While the perception of pain occurs when an individual becomes aware of a pain stimulus, it involves far more than mere sensation. There is an affective and emotional component that is quite important. The perception of even acute and immediate pain is highly dependent on the context in which it is experienced. There are many reports of individuals engaged in highly intense situations (like war and battle) that can sustain injuries as bad as a compound fracture but feel only a “twinge” of pain. Focusing one’s attention on the pain or the cause of the pain makes the experience much worse. Many care providers have noticed that any distractions for a person in pain helps their ability to cope. Along the lines of mental coping with pain, we see that a person’s belief about pain and social expectations about pain can influence the intensity of the pain. There is a learned response to pain. Patients can learn to expect pain with certain procedures and many have reported severe pain even before the procedure started or anything had even touched them.

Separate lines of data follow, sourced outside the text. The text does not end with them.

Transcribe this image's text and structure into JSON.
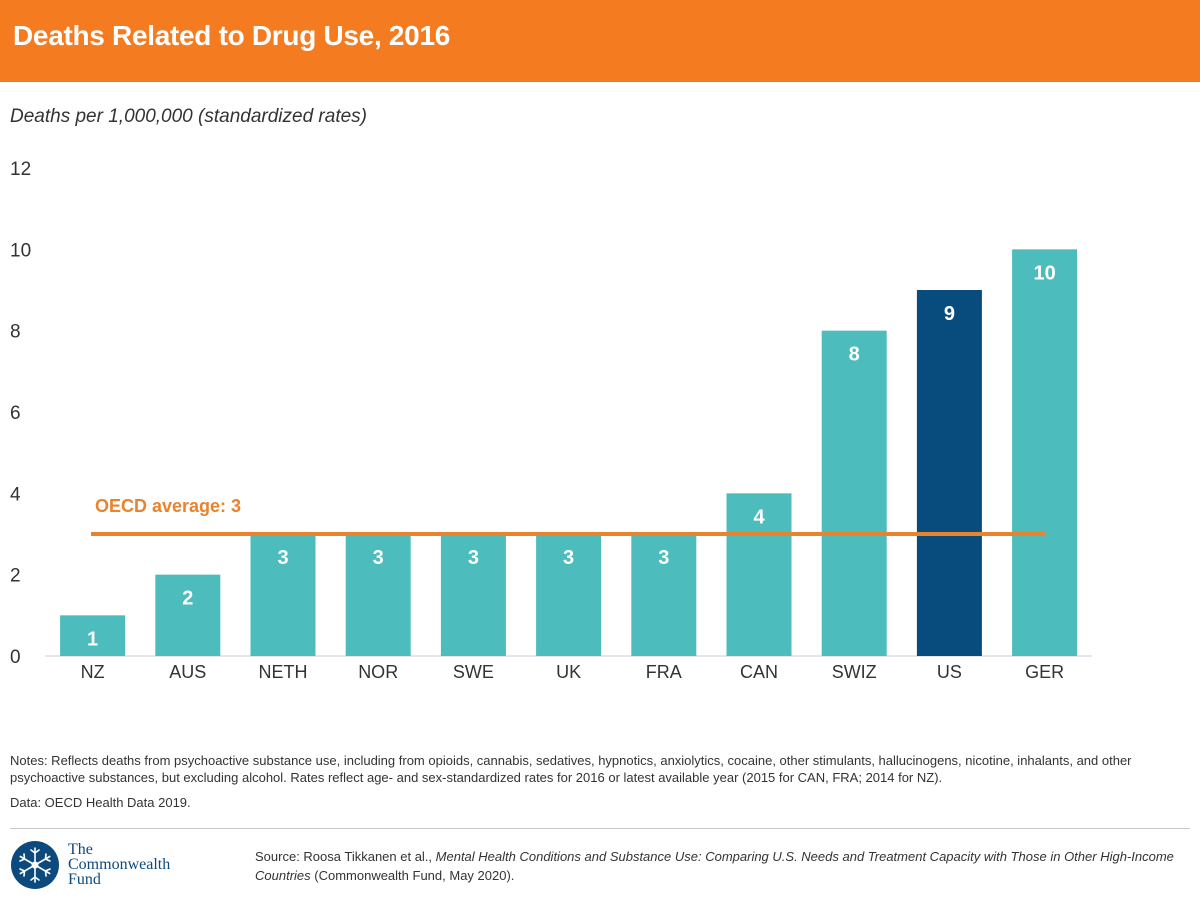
{
  "header": {
    "title": "Deaths Related to Drug Use, 2016"
  },
  "colors": {
    "header_bg": "#f47b20",
    "bar": "#4cbcbc",
    "bar_highlight": "#084c7e",
    "average_line": "#e8832e"
  },
  "chart_data": {
    "type": "bar",
    "title": "Deaths Related to Drug Use, 2016",
    "ylabel": "Deaths per 1,000,000 (standardized rates)",
    "xlabel": "",
    "categories": [
      "NZ",
      "AUS",
      "NETH",
      "NOR",
      "SWE",
      "UK",
      "FRA",
      "CAN",
      "SWIZ",
      "US",
      "GER"
    ],
    "values": [
      1,
      2,
      3,
      3,
      3,
      3,
      3,
      4,
      8,
      9,
      10
    ],
    "highlight": "US",
    "ylim": [
      0,
      12
    ],
    "yticks": [
      0,
      2,
      4,
      6,
      8,
      10,
      12
    ],
    "grid": false,
    "data_labels": true,
    "reference_line": {
      "label": "OECD average: 3",
      "value": 3
    }
  },
  "footer": {
    "notes": "Notes: Reflects deaths from psychoactive substance use, including from opioids, cannabis, sedatives, hypnotics, anxiolytics, cocaine, other stimulants, hallucinogens, nicotine, inhalants, and other psychoactive substances, but excluding alcohol. Rates reflect age- and sex-standardized rates for 2016 or latest available year (2015 for CAN, FRA; 2014 for NZ).",
    "data_source": "Data: OECD Health Data 2019.",
    "source_prefix": "Source: Roosa Tikkanen et al., ",
    "source_title": "Mental Health Conditions and Substance Use: Comparing U.S. Needs and Treatment Capacity with Those in Other High-Income Countries",
    "source_suffix": " (Commonwealth Fund, May 2020).",
    "logo_line1": "The",
    "logo_line2": "Commonwealth",
    "logo_line3": "Fund",
    "logo_icon": "snowflake-seal-icon"
  }
}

The limbic system is important in the processing of emotions. This neurological system is also important in modulating the amount of pain experienced for a given nociceptive stimulus. Interestingly, many areas of the brain that are stimulated by noxious stimuli are also activated by depression and social rejection. Anxiety, fear, and a lost sense of control increase the intensity of the pain experience. Treating anxiety and depression helps improve pain and can even reduce analgesic drug use.
It has been shown that patients in severe pain who also have frontal lobectomies can still feel the sensation of severe pain, but it just doesn’t “bother” them as much.
These multifaceted contributors to pain make the study of pain and pain treatments difficult. Also, the true effects of a treatment are always clouded by the placebo and nocebo effects.